Herrscher über hohe Geschwindigkeiten

Florian Baumann aus Reinach ist der Lokalmatador der Speed Model Car-Szene in der Rennklasse 3b. Mit ihm wird in Witterswil zu rechnen sein.

Auf der Rennbahn in Witterswil: Florian Baumann mit seinem selbst gebauten Speed Model Car 3,5 ccm.  Foto: Thomas Brunnschweiler
Auf der Rennbahn in Witterswil: Florian Baumann mit seinem selbst gebauten Speed Model Car 3,5 ccm. Foto: Thomas Brunnschweiler

Thomas Brunnschweiler

Seit 1951 gibt es in der Schweiz den Swiss Model Car Club (SMCC), dessen vereinseigener Rennplatz in Witterswil liegt. Wer von Biel-Benken Richtung Witterswil fährt, muss aufpassen, dass er das kleine Strässchen linkerhand nicht verpasst, das zum ehemaligen Gebäude des alten Flugfeldes führt. Hier haben sich die rund 20 aktiven Fahrer ihr kleines Reich aufgebaut, zu dem die Rundbahn mit einem Durchmesser von 20 Metern gehört. Speed-Automodelle sind gefesselte Modellautos, die Höchstgeschwindigkeiten bis über 340 km/h erreichen.

Ein Naturtalent
Der 32-jährige Maschinenbauzeichner Florian Baumann aus Reinach hatte zwar immer schon ein Flair für Mechanik und Physik, zur Speed-Model-Car-Szene stiess er aber erst relativ spät. «Ein Kollege drückte mir einen Flyer in die Hand, der mich auf den Sport aufmerksam machte», so Baumann. Von Fabian Schmutz erhielt Baumann ein altes Speed-Model-Gefährt. «Im ersten Jahr habe ich nur gepröbelt», sagt der bescheidene Aufsteiger in der Szene. Bereits 2011 erzielte er nämlich in der Rennklasse 3b mit 3,5 ccm beim GP Tell in Witterswil den 1. Platz. Ein Jahr später fuhr er auf der Rennstrecke in Monza mit einer Durchschnittsgeschwindigkeit von 244,012 km/h den Schweizer Rekord. «Man gibt die Geschwindigkeit mit drei Stellen nach dem Komma an.»

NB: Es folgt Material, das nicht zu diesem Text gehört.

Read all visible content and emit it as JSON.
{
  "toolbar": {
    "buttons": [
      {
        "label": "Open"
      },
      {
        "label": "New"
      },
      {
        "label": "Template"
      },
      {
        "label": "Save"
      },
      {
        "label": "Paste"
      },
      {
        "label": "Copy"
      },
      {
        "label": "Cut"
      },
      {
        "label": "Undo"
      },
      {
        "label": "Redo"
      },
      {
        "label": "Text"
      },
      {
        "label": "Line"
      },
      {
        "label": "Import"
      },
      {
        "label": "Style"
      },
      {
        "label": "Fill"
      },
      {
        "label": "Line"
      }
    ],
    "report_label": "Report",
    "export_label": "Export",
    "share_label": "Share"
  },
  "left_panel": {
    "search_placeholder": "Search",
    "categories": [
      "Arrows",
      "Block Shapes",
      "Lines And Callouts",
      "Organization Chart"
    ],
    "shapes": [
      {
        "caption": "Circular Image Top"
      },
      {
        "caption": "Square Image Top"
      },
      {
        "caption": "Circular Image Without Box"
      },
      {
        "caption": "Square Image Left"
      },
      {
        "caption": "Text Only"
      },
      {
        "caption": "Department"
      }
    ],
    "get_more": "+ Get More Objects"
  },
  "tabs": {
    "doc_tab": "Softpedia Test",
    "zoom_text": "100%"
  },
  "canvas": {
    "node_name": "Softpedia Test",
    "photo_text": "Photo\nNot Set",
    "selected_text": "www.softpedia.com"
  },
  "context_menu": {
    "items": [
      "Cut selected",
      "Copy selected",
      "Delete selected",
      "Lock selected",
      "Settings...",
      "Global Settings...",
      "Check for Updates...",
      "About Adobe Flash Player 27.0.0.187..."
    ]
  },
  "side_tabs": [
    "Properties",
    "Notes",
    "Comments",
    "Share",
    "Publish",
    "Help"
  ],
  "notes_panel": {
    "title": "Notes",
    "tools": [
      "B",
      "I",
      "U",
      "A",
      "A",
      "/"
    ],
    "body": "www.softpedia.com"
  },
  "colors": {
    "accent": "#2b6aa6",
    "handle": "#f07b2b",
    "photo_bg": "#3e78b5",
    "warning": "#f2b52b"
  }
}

Christian Schmutz, dessen beiden Söhne Fabian und Michael ebenfalls oft auf der Bahn in Witterswil zu sehen sind, sagt: «Florian ist eine unserer grössten Zukunftshoffnungen, hat er es doch innert kürzester Zeit mit einem Eigenbaufahrzeug an die Weltspitze geschafft.» Baumann stört es nicht, dass es bei den Rennen keine Preisgelder gibt. Umso mehr schätzt er die lockere, familiäre und von Auspuffgasen und Grillduft geprägte Stimmung der Speed-Model- Car-Anlässe. «Im Gegensatz zum Fahrer, der in einem Auto sitzt, verfällt man nicht einem Geschwindigkeitsrausch. Die Faszination geht davon aus, das System zu verstehen und zu optimieren.» Dabei gebe es einige Parameter, die es zu beachten gebe: die Räder, die Leichtgängigkeit der Teile, die Gemischeinstellung (80% Methanol, 20% Rizinusöl). Immerhin entwickeln die Zweitaktmotoren bis zu 45 000 Umdrehungen in der Minute.

Faszination Geschwindigkeit
Der Speed-Automodell-Rennsport entbehrt auch für Laien nicht einer gewissen Faszination. Die Fahrzeuge, die zwischen einem und drei Kilos wiegen, werden vom Fahrer aus dem Stand angeschoben. Der Horser, ein Helfer am zentralen Zenterpfosten, führt das Modell mithilfe eines Drahtes und schleudert es dann bis zu einer gewissen Geschwindigkeit. Dann beschleunigt sich der Motor selbst, bis der Fahrer das Zeichen zur Zeitmessung gibt, welche eine elektronische Tafel anzeigt. Abgebremst wird auf recht banale Weise. Mit einem Reisigbesen wird ein Abstellhebel zurückgelegt und damit ist die Brennstoffzufuhr unterbrochen.

Während der Phase der Zeitmessung entwickelt der Speed Model Car einen ohrenbetäubenden Lärm und ist von blossem Auge kaum mehr zu sehen. Die Witterswiler Bahn gilt als eine der schnellsten der Welt. Die Weltmeisterschaften werden aber zum ersten Mal hier ausgetragen. Mit 180 Fahrzeugen aus 19 Ländern am Start hat Witterswil bereits jetzt einen Weltrekord geschafft. Die Veranstalter rufen dazu auf, mit dem öV anzureisen. Zuschauer sind schon am 1.  August zum Training und zur Eröffnungszeremonie um 19 Uhr willkommen.